I don’t want to be a grumbler.
But I am.
As a woman who looks for Divine intervention in her life, I read my Bible, study my Bible and journal from my Bible. And lately the word, grumble, has come up way too often for me to ignore any longer. Once, I hardly even saw it. Twice, I read back over the phrase. But after I saw it (and heard it) 4 or 5 times, I knew God was trying to get my attention.
When I grumble, I allow my circumstances to steal my joy. And my trust.
Psalm 106: 24-25 “Then they despised the pleasant land; They did not believe in His word, but grumbled in their tents; They did not listen to the voice of the Lord.”

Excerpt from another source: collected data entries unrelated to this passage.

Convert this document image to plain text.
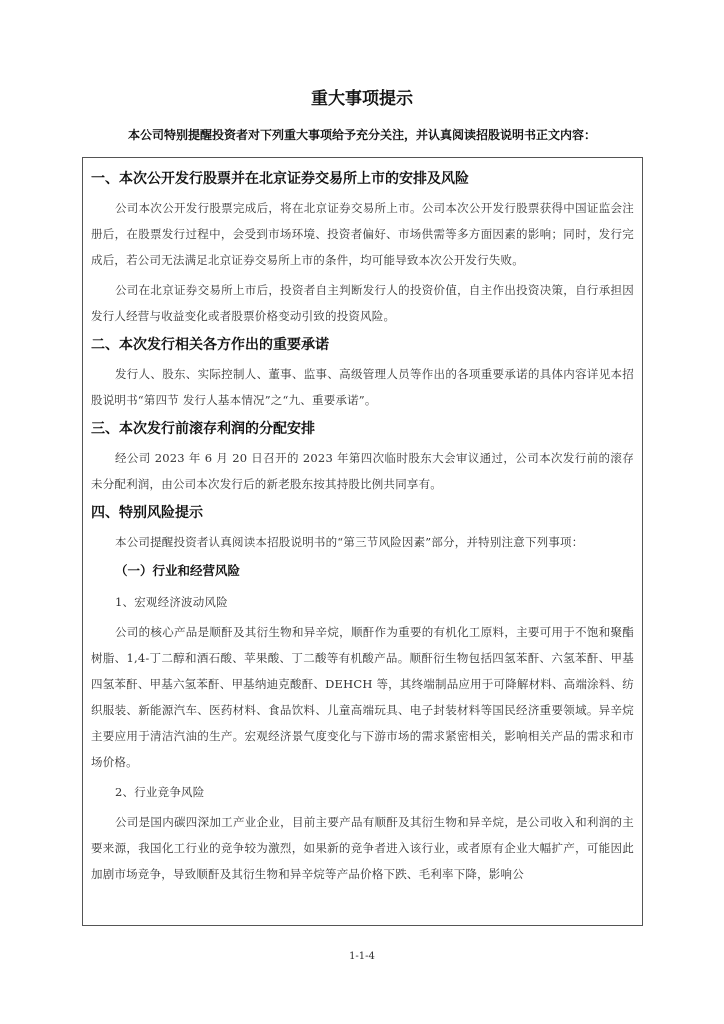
重大事项提示
本公司特别提醒投资者对下列重大事项给予充分关注，并认真阅读招股说明书正文内容：
一、本次公开发行股票并在北京证券交易所上市的安排及风险

公司本次公开发行股票完成后，将在北京证券交易所上市。公司本次公开发行股票获得中国证监会注册后，在股票发行过程中，会受到市场环境、投资者偏好、市场供需等多方面因素的影响；同时，发行完成后，若公司无法满足北京证券交易所上市的条件，均可能导致本次公开发行失败。

公司在北京证券交易所上市后，投资者自主判断发行人的投资价值，自主作出投资决策，自行承担因发行人经营与收益变化或者股票价格变动引致的投资风险。

二、本次发行相关各方作出的重要承诺

发行人、股东、实际控制人、董事、监事、高级管理人员等作出的各项重要承诺的具体内容详见本招股说明书“第四节 发行人基本情况”之“九、重要承诺”。

三、本次发行前滚存利润的分配安排

经公司 2023 年 6 月 20 日召开的 2023 年第四次临时股东大会审议通过，公司本次发行前的滚存未分配利润，由公司本次发行后的新老股东按其持股比例共同享有。

四、特别风险提示

本公司提醒投资者认真阅读本招股说明书的“第三节风险因素”部分，并特别注意下列事项：

（一）行业和经营风险

1、宏观经济波动风险

公司的核心产品是顺酐及其衍生物和异辛烷，顺酐作为重要的有机化工原料，主要可用于不饱和聚酯树脂、1,4-丁二醇和酒石酸、苹果酸、丁二酸等有机酸产品。顺酐衍生物包括四氢苯酐、六氢苯酐、甲基四氢苯酐、甲基六氢苯酐、甲基纳迪克酸酐、DEHCH 等，其终端制品应用于可降解材料、高端涂料、纺织服装、新能源汽车、医药材料、食品饮料、儿童高端玩具、电子封装材料等国民经济重要领域。异辛烷主要应用于清洁汽油的生产。宏观经济景气度变化与下游市场的需求紧密相关，影响相关产品的需求和市场价格。

2、行业竞争风险

公司是国内碳四深加工产业企业，目前主要产品有顺酐及其衍生物和异辛烷，是公司收入和利润的主要来源，我国化工行业的竞争较为激烈，如果新的竞争者进入该行业，或者原有企业大幅扩产，可能因此加剧市场竞争，导致顺酐及其衍生物和异辛烷等产品价格下跌、毛利率下降，影响公

1-1-4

When I complain and whine about anything (and everything) in my life, I am not listening to the voice of the Lord.
They are not Fruits of the Spirit.
They hamper the Holy Spirit’s work in my life.
I want to be a woman who trusts God when life is merry, and when life is tough. I don’t want my circumstances to define who I am.
I am a woman of God. I trust God. I believe God.
Hmm… does my grumbling attest to my trust?
Psalm 16:11 “You will make known to me the path of life; In Your presence is fullness of joy; In Your right hand there are pleasures forever.
31 days! I’m taking the challenge!
Seems daunting — both for writing, and for…. well, trusting.
Here we go…. hope you join me!
Are you going to grumble? Or are you going to trust?